Neither was getting only five fast-break points despite winning the boards 36-27, nor was star guard Keyshawn Hall — the SEC’s second-leading scorer at 21 points per game — scoring just 13 points before Pearl took him out for good with 12½ minutes left.

“I just went with the guys that I thought put us in the best position to get back into the game,” Pearl said. “That group did a really good job of just grinding and fighting and clawing back in. Every time Key had the ball, they were plugging the paint and made it really difficult for him. Our offense wasn’t really in sync when he was on the floor, so I wanted to give us a different look.”

Neville Arena also had a different look, as Auburn fell behind by as many as 15 points in the second half, a reality that made The Jungle as quiet as crabgrass most of the evening.

“I want to continue to thank our fans for hanging in there with this team as we’re trying to work through some things,” a contrite Pearl said. “They did their part, we didn’t do ours. For that, I apologize. I’ve got to do a better job as their coach in these situations.”

While Pearl can hope Hall’s benching did some good — it might have gotten his attention and the Tigers showed they could rally without him — there were other reasons for the defeat.

Auburn played too much individual one-on-one offense — “Pass the ball!” one irritated fan yelled after a KeShawn Murphy drive netted nothing in the second half — and the Tigers made only 11 of 27 layups. Hall was 0 of 6.

“We wanted to take away the uncontested layups,” Byington said. “We did a great job of getting vertical, of trying to make them score over us. We wanted to see if they’d make the pass out of there.”

They didn’t do it enough.

Auburn didn’t get to the free-throw line enough despite the concerted effort to attack inside, leading to frustration and two technical fouls (one on Hall and one on Pearl) that helped the Commodores survive the Tigers’ late transformation into a basketball team that suddenly played with ardor.

Auburn cut the lead to 70-66 with 2:42 to go and trailed by just six before A.K. Okereke’s 3-pointer and the first technical foul of Pearl’s career led to what proved to be two winning free throws from Tanner for an insurmountable 77-66 lead.

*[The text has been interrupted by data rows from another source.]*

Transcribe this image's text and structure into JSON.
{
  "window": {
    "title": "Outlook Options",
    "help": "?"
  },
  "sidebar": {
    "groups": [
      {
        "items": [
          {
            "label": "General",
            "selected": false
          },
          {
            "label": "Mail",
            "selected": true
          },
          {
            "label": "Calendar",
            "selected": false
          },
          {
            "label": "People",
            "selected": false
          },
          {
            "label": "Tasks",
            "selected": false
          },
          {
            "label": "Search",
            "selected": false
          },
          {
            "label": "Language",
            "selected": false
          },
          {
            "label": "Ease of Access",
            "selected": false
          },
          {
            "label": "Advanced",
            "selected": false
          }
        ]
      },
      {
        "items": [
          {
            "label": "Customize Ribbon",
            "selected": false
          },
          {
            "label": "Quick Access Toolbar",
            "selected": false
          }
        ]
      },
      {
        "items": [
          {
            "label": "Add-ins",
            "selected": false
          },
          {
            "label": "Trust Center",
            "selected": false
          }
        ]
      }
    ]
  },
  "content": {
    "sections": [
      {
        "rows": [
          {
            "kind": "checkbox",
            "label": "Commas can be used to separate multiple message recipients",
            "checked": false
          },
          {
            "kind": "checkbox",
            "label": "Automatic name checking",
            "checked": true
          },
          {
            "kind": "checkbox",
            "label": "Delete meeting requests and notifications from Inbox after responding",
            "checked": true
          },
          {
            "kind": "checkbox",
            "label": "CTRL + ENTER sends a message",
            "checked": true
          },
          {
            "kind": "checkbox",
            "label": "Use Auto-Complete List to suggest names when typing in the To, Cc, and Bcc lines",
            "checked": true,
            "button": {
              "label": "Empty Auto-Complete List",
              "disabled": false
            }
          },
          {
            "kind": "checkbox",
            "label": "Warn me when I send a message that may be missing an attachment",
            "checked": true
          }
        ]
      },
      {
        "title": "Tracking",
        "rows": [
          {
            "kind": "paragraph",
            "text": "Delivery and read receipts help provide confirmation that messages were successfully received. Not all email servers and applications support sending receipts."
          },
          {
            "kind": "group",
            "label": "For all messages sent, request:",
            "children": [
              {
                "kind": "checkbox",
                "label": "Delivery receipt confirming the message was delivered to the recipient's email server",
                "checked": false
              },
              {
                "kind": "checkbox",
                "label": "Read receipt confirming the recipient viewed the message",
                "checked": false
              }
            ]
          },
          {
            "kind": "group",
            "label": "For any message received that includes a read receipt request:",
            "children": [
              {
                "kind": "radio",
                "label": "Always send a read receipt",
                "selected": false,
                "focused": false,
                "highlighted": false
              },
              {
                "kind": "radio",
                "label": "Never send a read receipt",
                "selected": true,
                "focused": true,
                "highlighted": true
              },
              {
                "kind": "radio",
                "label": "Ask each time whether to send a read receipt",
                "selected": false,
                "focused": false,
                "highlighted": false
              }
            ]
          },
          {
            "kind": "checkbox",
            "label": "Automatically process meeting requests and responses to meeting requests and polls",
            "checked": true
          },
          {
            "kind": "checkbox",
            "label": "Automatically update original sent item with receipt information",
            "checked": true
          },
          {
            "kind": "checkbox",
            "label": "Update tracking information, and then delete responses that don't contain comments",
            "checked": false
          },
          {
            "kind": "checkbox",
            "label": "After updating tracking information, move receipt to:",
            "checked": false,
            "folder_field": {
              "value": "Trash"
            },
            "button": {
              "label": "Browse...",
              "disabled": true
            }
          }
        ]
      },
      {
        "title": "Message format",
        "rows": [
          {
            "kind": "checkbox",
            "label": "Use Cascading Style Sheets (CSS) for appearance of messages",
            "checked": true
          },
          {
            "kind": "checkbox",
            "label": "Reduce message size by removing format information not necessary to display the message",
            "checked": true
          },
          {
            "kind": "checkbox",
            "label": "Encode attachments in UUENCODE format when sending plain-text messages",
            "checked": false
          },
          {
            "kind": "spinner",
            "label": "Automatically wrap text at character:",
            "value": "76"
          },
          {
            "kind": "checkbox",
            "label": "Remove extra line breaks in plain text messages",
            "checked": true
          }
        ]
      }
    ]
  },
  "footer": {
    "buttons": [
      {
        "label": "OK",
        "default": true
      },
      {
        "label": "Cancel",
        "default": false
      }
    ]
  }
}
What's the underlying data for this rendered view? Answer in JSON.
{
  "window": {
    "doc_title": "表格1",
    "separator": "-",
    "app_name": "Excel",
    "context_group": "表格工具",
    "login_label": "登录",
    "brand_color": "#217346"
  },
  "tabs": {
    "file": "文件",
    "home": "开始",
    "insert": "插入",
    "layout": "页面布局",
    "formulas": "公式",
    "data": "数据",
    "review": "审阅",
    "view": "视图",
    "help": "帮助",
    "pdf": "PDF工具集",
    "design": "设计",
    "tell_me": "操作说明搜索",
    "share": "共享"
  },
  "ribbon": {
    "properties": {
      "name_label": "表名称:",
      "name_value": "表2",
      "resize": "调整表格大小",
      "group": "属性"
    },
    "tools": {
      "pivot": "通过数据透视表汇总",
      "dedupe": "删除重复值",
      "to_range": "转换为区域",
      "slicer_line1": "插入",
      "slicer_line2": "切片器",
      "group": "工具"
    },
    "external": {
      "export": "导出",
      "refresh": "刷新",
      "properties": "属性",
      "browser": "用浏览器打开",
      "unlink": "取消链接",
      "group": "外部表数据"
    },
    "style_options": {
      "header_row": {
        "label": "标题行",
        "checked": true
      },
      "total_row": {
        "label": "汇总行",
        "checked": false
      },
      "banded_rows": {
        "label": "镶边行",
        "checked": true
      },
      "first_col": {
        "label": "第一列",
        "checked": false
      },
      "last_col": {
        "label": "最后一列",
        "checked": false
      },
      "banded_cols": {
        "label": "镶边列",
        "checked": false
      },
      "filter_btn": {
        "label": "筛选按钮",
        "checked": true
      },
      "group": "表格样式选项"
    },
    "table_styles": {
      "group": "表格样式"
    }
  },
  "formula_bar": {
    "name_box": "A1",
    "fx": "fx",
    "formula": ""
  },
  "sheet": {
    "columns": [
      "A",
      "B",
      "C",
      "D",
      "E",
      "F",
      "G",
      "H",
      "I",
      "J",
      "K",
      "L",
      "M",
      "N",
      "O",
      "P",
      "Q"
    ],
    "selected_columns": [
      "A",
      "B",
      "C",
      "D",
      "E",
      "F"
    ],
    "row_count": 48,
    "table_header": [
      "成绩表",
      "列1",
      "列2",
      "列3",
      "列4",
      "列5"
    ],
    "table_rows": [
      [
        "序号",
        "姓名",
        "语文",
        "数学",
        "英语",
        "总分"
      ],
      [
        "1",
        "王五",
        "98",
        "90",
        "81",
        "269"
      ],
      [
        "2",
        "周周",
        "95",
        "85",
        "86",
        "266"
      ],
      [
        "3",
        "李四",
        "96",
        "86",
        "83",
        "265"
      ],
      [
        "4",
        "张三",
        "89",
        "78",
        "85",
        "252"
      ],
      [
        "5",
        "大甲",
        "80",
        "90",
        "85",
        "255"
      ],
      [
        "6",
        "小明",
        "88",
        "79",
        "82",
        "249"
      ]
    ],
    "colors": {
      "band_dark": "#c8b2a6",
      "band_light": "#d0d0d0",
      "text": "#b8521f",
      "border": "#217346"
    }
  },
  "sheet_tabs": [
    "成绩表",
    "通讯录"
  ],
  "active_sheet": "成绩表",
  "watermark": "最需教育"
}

Pearl didn’t like a foul against Sebastian Williams-Adams about 50 seconds earlier but denied he reacted nastily.

“As (the referee’s) running down, I said, ‘That was a big call’ and he teed me up and said I cussed at him,” Pearl said. “I was mic’d up tonight, so maybe I’ve gotta check the tapes. I’ve tried to pride myself in not really getting after the officials. It felt like a big shift in momentum on a call like that.”

It was but the game was already lost because Pearl conceded the Tigers were too lackadaisical defensively until the last eight minutes, when Auburn started grinding down the lead and all the Tarzans and Janes in The Jungle started screeching and swinging vine to vine from the rafters.

“I’ve got to do some things defensively to get us a little more active, flying around and trying to be a little more aggressive like we were at the end,” Pearl said. “We can’t let teams be comfortable in what they’re doing. We switched up defensively in the last 10 minutes and it was effective but we’ve got to do that earlier.”

Meanwhile, guard Tahaad Pettiford followed his 25 points against Alabama Saturday with 21 Tuesday night, including 5 of 7 layups.

“Tahaad took some coaching this week about his off-ball positioning and I want to give him some credit on that because I’ve been pretty harsh on Tahaad in some of these pressers because he’s one of my best players and I expect a lot out of him,” Pearl said. “I thought he really battled tonight.”

In the end, none of it was enough to earn a Quad 1 victory over a Vanderbilt team that is 14th in the KenPom rankings. The Tigers are 30th and can bolster their NCAA tournament resume with three of their next four games against Quad 1 teams.

But unless Pearl makes some changes stick and Auburn starts playing as if it has something to prove — as the Commodores did — it won’t last long in the postseason.